Görüntülediğiniz mahkeme kararı henüz kesinleşmemiştir. Yararlı olması amacıyla eklenmiştir.

T.C. İstanbul Anadolu 7. ASLİYE TİCARET MAHKEMESİ
ESAS NO : 2020/583 Esas
KARAR NO: 2022/782
DAVA: İtirazın İptali (Taşıma Sözleşmesi Kaynaklı)
DAVA TARİHİ : 19/11/2022
KARAR TARİHİ: 30/11/2022
Mahkememizde görülen İtirazın İptali (Taşıma Sözleşmesi Kaynaklı) davasının yapılan açık yargılaması sonunda,
DAVA : Davacı vekili dava dilekçesinde özetle; dava dışı—— davacı müvekkili şirket nezdinde sigortalı olduunu, müvekkili şirketin sigorta oranının — olduğunu, —- gönderilmek üzere yüklemesi yapılan ve —- içerisinde bulunan ——-davalının sorumluluğu altında taşınmış olup, taşıma işlemleri esnasında meydana gelen ve kusurlu olarak sebebiyet verilen hırsızlık hadisesi sonucu emtiaların bir kısmının çalındığını, söz konusu hadiseye ve emtia zararına istinaden —- raporu tanzim edildiğini, rapora göre davalı taşıyıcının sorumluluğu altında yapılan taşıma işlemleri esnasında meydana gelen ve kusurlu olarak sebebiyet verilen hırsızlık hadisesi sonucu bir kısmı çalınan emtialarda —- zarar tespit edildiğini, Neticede söz konusu zarara ilişkin olarak gerekli tüm incelemeler yapılmış olup, müvekkili şirket tarafından teminat kapsamında bulunan hasar bedeli olarak dava dışı sigortalı firmaya %22,5 poliçe hisse oranına göre —– hasar tazminatı ödemesi yapıldığını, dava konusu emtiaların sağlam, eksiksiz ve hasarsız bir vaziyette nakliye aracına yüklendiğini, ancak emtiaların davalının sorumluluğu altında yapılan taşıma işlemleri esnasında alıcıya teslim edilmediğini, gerçekleşen zarardan dolayı dava dışı sigortalıya hasar bedeli ödemesi yapıldığını, Yapılan hasar ödemesi ile müvekkili şirketin halefiyet (TTK m 1472 hükümleri) kapsamında işbu davada dava dışı sigortalıya ödenen hasar bedelinin rücuen tahsiline ilişkin sigortalının haklarına halef olduğu ispat edildiğini, Borca ve ferilerine haksız ve kötüniyetli olarak itiraz ederek takibin durmasına neden olan davalı-borçlunun —– icra takip dosyasına yapmış olduğu itirazının iptali ile takibin icra takibindeki takip talebinde belirtilen şartlarda devamına karar verilmesine, davalı-borçlunun %20 den aşağı olmamak üzere icra inkâr tazminatı ödemesine karar verilmesini talep ve dava etmiştir.
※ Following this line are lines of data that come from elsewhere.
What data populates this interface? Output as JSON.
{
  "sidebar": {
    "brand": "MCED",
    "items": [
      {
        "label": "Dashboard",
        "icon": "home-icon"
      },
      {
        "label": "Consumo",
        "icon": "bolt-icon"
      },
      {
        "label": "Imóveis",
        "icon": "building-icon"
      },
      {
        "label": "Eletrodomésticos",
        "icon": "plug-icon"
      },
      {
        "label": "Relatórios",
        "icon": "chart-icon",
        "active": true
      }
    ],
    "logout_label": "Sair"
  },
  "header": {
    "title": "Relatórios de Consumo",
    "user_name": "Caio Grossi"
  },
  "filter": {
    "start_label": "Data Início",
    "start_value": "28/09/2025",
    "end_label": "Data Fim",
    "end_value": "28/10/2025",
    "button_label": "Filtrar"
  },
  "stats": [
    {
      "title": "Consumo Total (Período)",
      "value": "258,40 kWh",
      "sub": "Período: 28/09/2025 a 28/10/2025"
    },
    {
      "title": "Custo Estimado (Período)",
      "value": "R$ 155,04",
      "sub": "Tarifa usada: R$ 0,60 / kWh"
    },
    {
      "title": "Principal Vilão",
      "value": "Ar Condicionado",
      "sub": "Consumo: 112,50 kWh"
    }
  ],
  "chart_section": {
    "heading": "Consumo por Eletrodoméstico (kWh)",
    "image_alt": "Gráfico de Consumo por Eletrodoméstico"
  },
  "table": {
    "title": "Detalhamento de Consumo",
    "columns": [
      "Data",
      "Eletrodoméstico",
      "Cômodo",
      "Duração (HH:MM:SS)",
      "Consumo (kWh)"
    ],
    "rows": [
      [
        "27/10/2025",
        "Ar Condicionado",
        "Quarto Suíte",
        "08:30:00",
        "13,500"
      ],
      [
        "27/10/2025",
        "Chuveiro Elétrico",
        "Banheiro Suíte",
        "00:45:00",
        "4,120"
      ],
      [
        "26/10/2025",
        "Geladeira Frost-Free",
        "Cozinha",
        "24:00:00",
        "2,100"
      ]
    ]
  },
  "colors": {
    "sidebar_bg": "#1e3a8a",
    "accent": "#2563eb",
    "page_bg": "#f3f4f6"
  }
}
CEVAP:Davalı vekili cevap dilekçesinde özetle; hak düşürücü sürenin dolmuş olduğunu ve bu sebeple davanın esasa girilmeksizin esastan reddi gerektiğini, müvekkili kooperatifin, — günü dava dışı—– alınarak—– şirkete taşıması işini üstlendiğini, Müvekkiline ait olan ve şoför—— yüklenen nakliye konusu mallar —-alınarak dava dışı şirketin—-bulunan şirket otoparkına——-gelmiş ve güvenlik görevlileri tarafından giriş kaydı yapılarak yine güvenlik görevlilerinin göstermiş olduğu alana park edilerek taşıma işi sonlandırıldığını ve araç şoförü şirket görevlileri tarafından boşaltma işleminin gerçekleştirilmesi amacı ile beklemeye başladığını, müvekkili —— sularında aracın arka tarafından sesler gelmesi üzerine yetkililer tarafından yükün indirilmesi işlemine başlandığı zannıyla aracından inerek arka tarafa geçtiğini, Burada —– kendi aracına yanaşarak araçtan mal indirmeye başladığını gören şoför –dava dışı şirkete sürekli mal taşıdığı için uygulamayı ve ilgili kişileri tanıdığı için- mal indiren kişilerden şüphelenmesi üzerine şirket güvenlik görevlisine telefon ederek durumu bildirdiğini, güvenlik görevlisi geldiğinde bu kişilerin şirket çalışanı olmadığı anlaşıldığında kişilere müdahale etmek istediğini ancak durduramadan kişiler araçları ile kaçtıklarını, Polis memurlarının olay yerinde yaptıkları inceleme neticesinde, otopark kilidinin demir makası ile kesilerek kırıldığı ve araçtan mal çalındığı belirlendiğini, Karakol ve polis tutanakları haricinde güvenlik görevlileri ile araç şoförünün kendi aralarında düzenledikleri tutanakta da aynı ifadeler yer aldığını, Hatta şirketin sevkiyat ve depo sorumlusunun da imzasının bulunduğu ‘’hasar tutanağı’’ başlıklı belgede, müvekkil aracının—— sularında şirkete gelerek kaydını yaptırdığı ve şirket güvenliklerinin talimatı ile aracı belirtilen alana park ettiği ve sonrasında gelen sesler üzerine güvenliğe haber verilerek hırsızlara müdahale edildiği ve hırsızların da kaçtığı tutanak altına alındığını belirterek İşbu haksız davanın reddine, Davanın müvekkili sigortalısı ——– adresine işbu dilekçe ile ihbarını talep etmiştir.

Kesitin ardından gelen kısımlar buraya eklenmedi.